Seven years ago on 22 July, more than 500 teenagers at a left-wing political summer camp on a small island outside Oslo, Norway, were targeted by armed right-wing extremist Anders Breivik; an attack that ultimately left 69 people, most of them children, dead.
A moving, though harrowing real-time recreation of this horrific event from the victims’ perspectives, Norwegian director Erik Poppe’s Utøya-July 22 premiered at the 2018 Berlin Film Festival to excellent reviews and drew praise from survivors as a painful but necessary examination of the dangers of far-right extremism and domestic terrorism within Europe.
The film centres around 18-year-old Kaja (Andrea Berntzen) and starts as she and her friends, shocked by news of the initial bombing in Oslo, reassure their relatives that they are far away from the incident. But their sense of safety is shattered when shots are heard. As the threat grows closer, the camera follows Kaja as minute by minute, she tries desperately to survive.

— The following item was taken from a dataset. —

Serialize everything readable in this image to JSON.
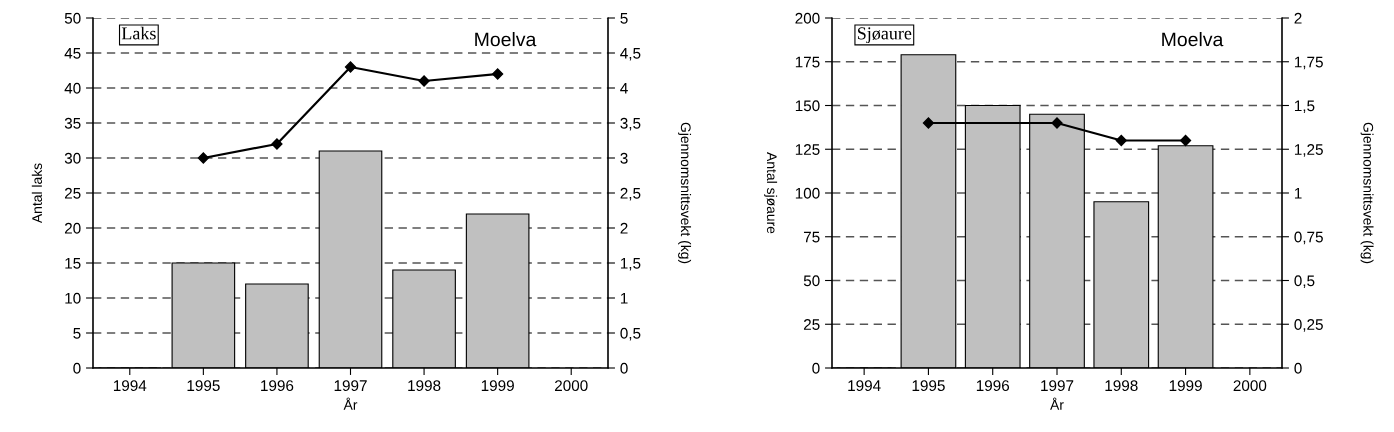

Filmed on the island of Utøya in a single take, the film’s commitment to veracity includes even the precise number of shots the killer fired during those fatal 72 minutes. Director Poppe worked closely with several survivors as advisors, resulting in both an earnest and heartfelt tribute to the courage of the young victims and a compelling depiction of the horror and surreality of sudden, inexplicable violence.
Please be aware: this film contains vivid depictions of real-life violence to children, and viewers may find it upsetting.